Este professor defende ainda que «progressivamente um funcionamento ideal passaria pelo ensino autónomo e responsável em todas as suas vertentes, direccionado para as necessidades e desejos dos alunos e para a inclusão das comunidades próximas. Para chegar a este ponto será preciso redefinir o conceito de sucesso escolar e permitir a participação real e directa de todo o universo escolar.»
Deixando «algumas sugestões que poderiam ser positivas para o ensino e para a sociedade», Fernanda Vieira salienta a necessidade de «dar autonomia às escolas na decisão do que deve ser o currículo (entenda-se: aquilo que os alunos devem aprender na escola). Valorizar mais o ‘ensinar a pensar’ e o ‘ensinar a estudar de forma autónoma’ do que a reprodução de conteúdos memorizados)».
«Deixar reformar-se quem já não quer mais estar ao serviço do ensino (existem professores muito desmotivados pelo hiato geracional entre si e os seus alunos, e também, entre outras razões, pela perda de ‘direitos’ que de certa forma foram organizadores das suas vidas).» Por último «regressar a um órgão de direcção colegial e não unipessoal em prol da Democracia e fazer turmas com o máximo de 22 alunos.»
José Marques ainda não se refez da sua decepção. Para já, acaba de apresentar a sua tese de mestrado, que certamente lhe dará mais oportunidade de voltar a ser colocado, lamentando o facto de ainda hoje ter «muitas dificuldades em entrar naquela instituição» à qual se entregou durante anos.
Para Emília Antónia e Gustavo Beça, embora aposentados, acham ser dever deles «lutar pela salvaguarda dos direitos de quem trabalhou e descontou durante quarenta anos e apoiar os (…) colegas que enfrentam, no dia-a-dia da sua vida pessoal e profissional, angústia, desilusão e desolação». «Assim, é tempo de dizer BASTA!», terminam.

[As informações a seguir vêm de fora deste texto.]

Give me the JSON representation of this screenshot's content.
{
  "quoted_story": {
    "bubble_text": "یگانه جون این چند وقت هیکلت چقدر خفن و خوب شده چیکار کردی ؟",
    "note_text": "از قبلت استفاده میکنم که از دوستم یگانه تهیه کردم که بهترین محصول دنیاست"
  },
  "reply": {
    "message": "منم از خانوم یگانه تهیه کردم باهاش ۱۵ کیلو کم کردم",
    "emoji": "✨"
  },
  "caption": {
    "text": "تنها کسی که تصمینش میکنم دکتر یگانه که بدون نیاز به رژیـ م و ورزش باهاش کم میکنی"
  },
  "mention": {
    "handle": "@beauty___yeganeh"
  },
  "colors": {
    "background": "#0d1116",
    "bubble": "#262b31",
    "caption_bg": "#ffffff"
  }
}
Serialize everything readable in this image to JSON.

Fátima Oliveira preconiza a «desburocratização do trabalho docente; maior autonomia efectiva das escolas; melhores condições de trabalho; turmas mais reduzidas; maior oferta de cursos; currículos melhor adaptados à modernidade e às exigências do mercado; aulas de Formação Cívica e de Educação Sexual; Pais e Encarregados de Educação mais presentes e responsáveis; medidas correctivas eficazes para alunos prevaricadores; Psicólogos e Tutores para apoiar os jovens que necessitam de acompanhamento especializado; contagem do tempo de serviço dos professores na íntegra para efeitos de aposentação (no mínimo); reposicionamento dos profissionais na carreira, considerando a especificidade da sua formação para o Ensino/Via Profissionalizante como primeira prioridade; Avaliação da Carreira Docente isenta e especializada e finalmente tratamento condigno e valorização social dos Professores».

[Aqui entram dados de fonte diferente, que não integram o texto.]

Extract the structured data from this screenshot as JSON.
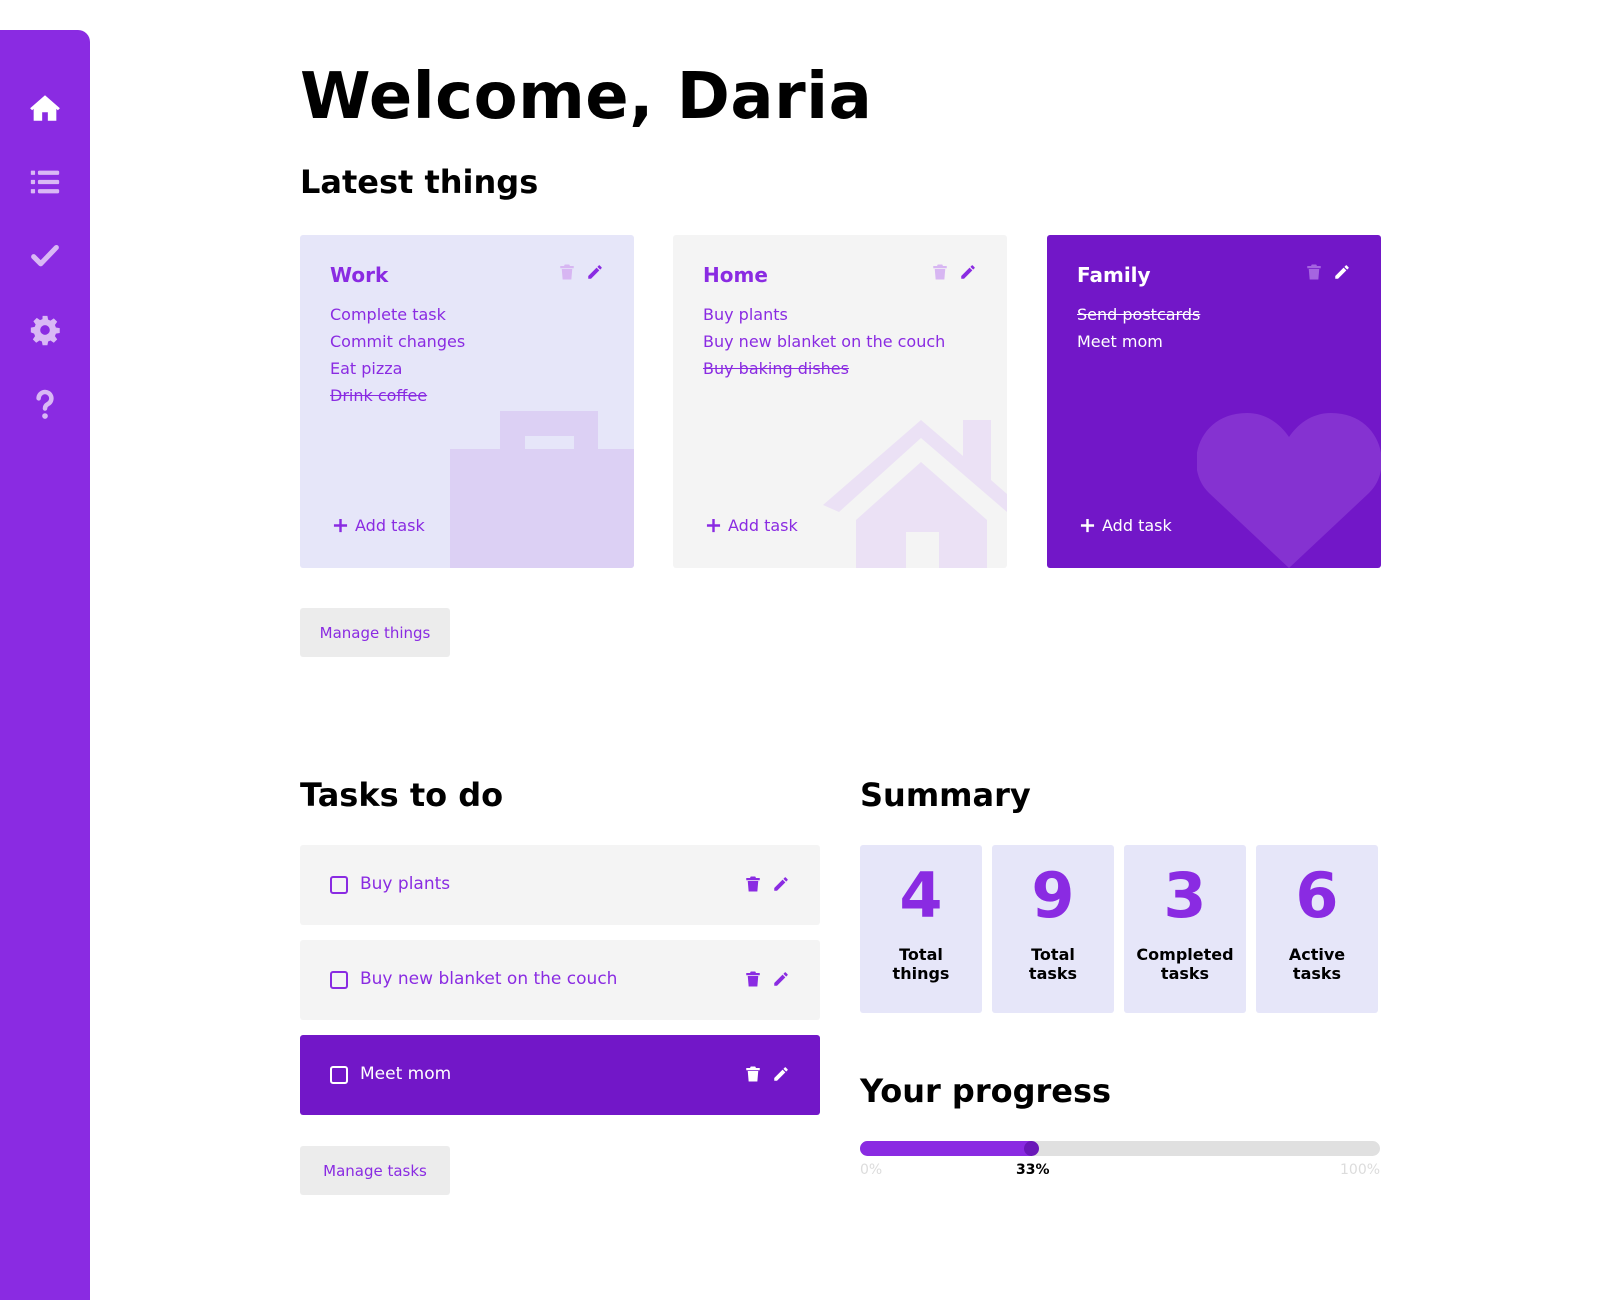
{
  "nav": [
    {
      "name": "home-icon"
    },
    {
      "name": "list-icon"
    },
    {
      "name": "checkmark-icon"
    },
    {
      "name": "gear-icon"
    },
    {
      "name": "help-icon"
    }
  ],
  "welcome": "Welcome, Daria",
  "latest_title": "Latest things",
  "things": [
    {
      "title": "Work",
      "tasks": [
        {
          "text": "Complete task",
          "done": false
        },
        {
          "text": "Commit changes",
          "done": false
        },
        {
          "text": "Eat pizza",
          "done": false
        },
        {
          "text": "Drink coffee",
          "done": true
        }
      ],
      "add_label": "Add task",
      "background_icon": "briefcase-icon"
    },
    {
      "title": "Home",
      "tasks": [
        {
          "text": "Buy plants",
          "done": false
        },
        {
          "text": "Buy new blanket on the couch",
          "done": false
        },
        {
          "text": "Buy baking dishes",
          "done": true
        }
      ],
      "add_label": "Add task",
      "background_icon": "house-icon"
    },
    {
      "title": "Family",
      "tasks": [
        {
          "text": "Send postcards",
          "done": true
        },
        {
          "text": "Meet mom",
          "done": false
        }
      ],
      "add_label": "Add task",
      "background_icon": "heart-icon"
    }
  ],
  "manage_things_label": "Manage things",
  "tasks_title": "Tasks to do",
  "tasks": [
    {
      "text": "Buy plants",
      "checked": false,
      "active": false
    },
    {
      "text": "Buy new blanket on the couch",
      "checked": false,
      "active": false
    },
    {
      "text": "Meet mom",
      "checked": false,
      "active": true
    }
  ],
  "manage_tasks_label": "Manage tasks",
  "summary_title": "Summary",
  "summary": [
    {
      "value": "4",
      "label_line1": "Total",
      "label_line2": "things"
    },
    {
      "value": "9",
      "label_line1": "Total",
      "label_line2": "tasks"
    },
    {
      "value": "3",
      "label_line1": "Completed",
      "label_line2": "tasks"
    },
    {
      "value": "6",
      "label_line1": "Active",
      "label_line2": "tasks"
    }
  ],
  "progress_title": "Your progress",
  "progress": {
    "value": 0.33,
    "min_label": "0%",
    "current_label": "33%",
    "max_label": "100%"
  },
  "colors": {
    "accent": "#8a2be2",
    "accent_dark": "#7217c8",
    "card_light": "#e6e6f9",
    "card_gray": "#f4f4f4"
  }
}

Finalizando, esta professora considera que «o país se encontra numa situação financeira extremamente grave, sabemos que os erros crassos do poder político, o nepotismo, a corrupção generalizada e a gestão danosa impunes e continuados hipotecaram o país e o Estado Social, assumimos que é importante conter gastos e canalizar os fundos que há para aquilo que se afigura ser vital para assegurar a nossa nacionalidade, mas entendemos ser muito claro que a Educação Pública é uma das prioridades a defender, porque dela depende a formação dos cidadãos e o futuro de Portugal e dos Portugueses. É esta a essência do que me levará às ruas de Lisboa no próximo dia 26/01/2013. E faço-me seguramente acompanhar de uma profunda indignação que não posso calar por mais tempo!»